Open hexylena opened 4 years ago
What is the initial script that populates the folders ? Which API routes does it use ?
@mvdbeek this one https://github.com/usegalaxy-eu/shared-data/blob/master/run.sh
I've moved this to ephemeris then. I don't think there is a logical path towards de-duplication on Galaxy's end (at least not without either a checksum or something else that can identify a piece of data), this should be handled in the setup-data-libraries
script IMO.
Sounds good. Thanks for the move, I should've made it here in the first place.
@Slugger70 @natefoo @lecorguille this issue affects all of you.
So this is quite unfortunate. Roughly every time it runs, it creates some duplicates.

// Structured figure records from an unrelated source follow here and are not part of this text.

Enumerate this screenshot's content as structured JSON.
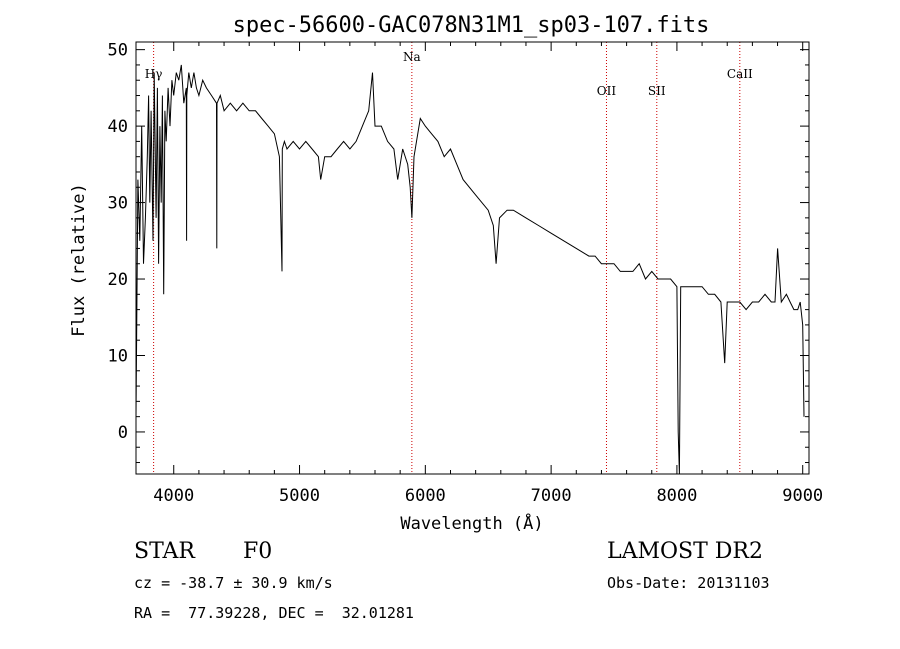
{
  "chart_data": {
    "type": "line",
    "title": "spec-56600-GAC078N31M1_sp03-107.fits",
    "xlabel": "Wavelength (Å)",
    "ylabel": "Flux (relative)",
    "xlim": [
      3700,
      9050
    ],
    "ylim": [
      -5.5,
      51
    ],
    "xticks": [
      4000,
      5000,
      6000,
      7000,
      8000,
      9000
    ],
    "yticks": [
      0,
      10,
      20,
      30,
      40,
      50
    ],
    "line_markers": [
      {
        "label": "Hγ",
        "x": 3840
      },
      {
        "label": "Na",
        "x": 5893
      },
      {
        "label": "OII",
        "x": 7440
      },
      {
        "label": "SII",
        "x": 7840
      },
      {
        "label": "CaII",
        "x": 8500
      }
    ],
    "series": [
      {
        "x": [
          3700,
          3715,
          3730,
          3745,
          3760,
          3775,
          3790,
          3800,
          3810,
          3820,
          3835,
          3845,
          3860,
          3870,
          3880,
          3890,
          3900,
          3910,
          3920,
          3930,
          3940,
          3955,
          3970,
          3985,
          4000,
          4020,
          4040,
          4060,
          4080,
          4100,
          4102,
          4104,
          4120,
          4140,
          4160,
          4180,
          4200,
          4230,
          4260,
          4300,
          4340,
          4342,
          4344,
          4370,
          4400,
          4450,
          4500,
          4550,
          4600,
          4650,
          4700,
          4750,
          4800,
          4840,
          4861,
          4863,
          4880,
          4900,
          4950,
          5000,
          5050,
          5100,
          5150,
          5168,
          5200,
          5250,
          5300,
          5350,
          5400,
          5450,
          5500,
          5550,
          5580,
          5600,
          5650,
          5700,
          5750,
          5780,
          5820,
          5860,
          5880,
          5893,
          5910,
          5930,
          5960,
          6000,
          6050,
          6100,
          6150,
          6200,
          6250,
          6300,
          6400,
          6500,
          6540,
          6563,
          6590,
          6650,
          6700,
          6800,
          6900,
          7000,
          7100,
          7200,
          7300,
          7350,
          7400,
          7450,
          7500,
          7550,
          7600,
          7650,
          7700,
          7750,
          7800,
          7850,
          7900,
          7950,
          8000,
          8010,
          8020,
          8030,
          8100,
          8150,
          8200,
          8250,
          8300,
          8350,
          8380,
          8400,
          8450,
          8500,
          8550,
          8600,
          8650,
          8700,
          8750,
          8780,
          8800,
          8830,
          8870,
          8900,
          8930,
          8960,
          8980,
          9000,
          9010
        ],
        "y": [
          2,
          33,
          25,
          40,
          22,
          28,
          36,
          44,
          30,
          42,
          25,
          47,
          28,
          45,
          22,
          40,
          30,
          44,
          18,
          42,
          38,
          45,
          40,
          46,
          44,
          47,
          46,
          48,
          43,
          45,
          25,
          44,
          47,
          45,
          47,
          45,
          44,
          46,
          45,
          44,
          43,
          24,
          43,
          44,
          42,
          43,
          42,
          43,
          42,
          42,
          41,
          40,
          39,
          36,
          21,
          37,
          38,
          37,
          38,
          37,
          38,
          37,
          36,
          33,
          36,
          36,
          37,
          38,
          37,
          38,
          40,
          42,
          47,
          40,
          40,
          38,
          37,
          33,
          37,
          35,
          32,
          28,
          36,
          38,
          41,
          40,
          39,
          38,
          36,
          37,
          35,
          33,
          31,
          29,
          27,
          22,
          28,
          29,
          29,
          28,
          27,
          26,
          25,
          24,
          23,
          23,
          22,
          22,
          22,
          21,
          21,
          21,
          22,
          20,
          21,
          20,
          20,
          20,
          19,
          0,
          -6,
          19,
          19,
          19,
          19,
          18,
          18,
          17,
          9,
          17,
          17,
          17,
          16,
          17,
          17,
          18,
          17,
          17,
          24,
          17,
          18,
          17,
          16,
          16,
          17,
          14,
          2
        ]
      }
    ]
  },
  "info": {
    "object_type": "STAR",
    "subclass": "F0",
    "survey": "LAMOST DR2",
    "cz": "cz = -38.7 ± 30.9 km/s",
    "obs_date": "Obs-Date: 20131103",
    "coords": "RA =  77.39228, DEC =  32.01281"
  }
}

EU has seen this quite prominently, the other servers less so. I'd never seen it on them until I wrote the script to check them just now, and clearly it has been going on for quite some time judging by the counts.
https://github.com/usegalaxy-eu/shared-data/blob/master/no-dupes.sh is the script to check, I'm just dumping the contents of the GTN folder.
Also that API really probably doesn't need enforced authentication, since I can browse those while anonymous on the web.
I can add another script to try and remove duplicates, but, shared data already has one script hacking around upload permissions, another feels like too much duct-tape.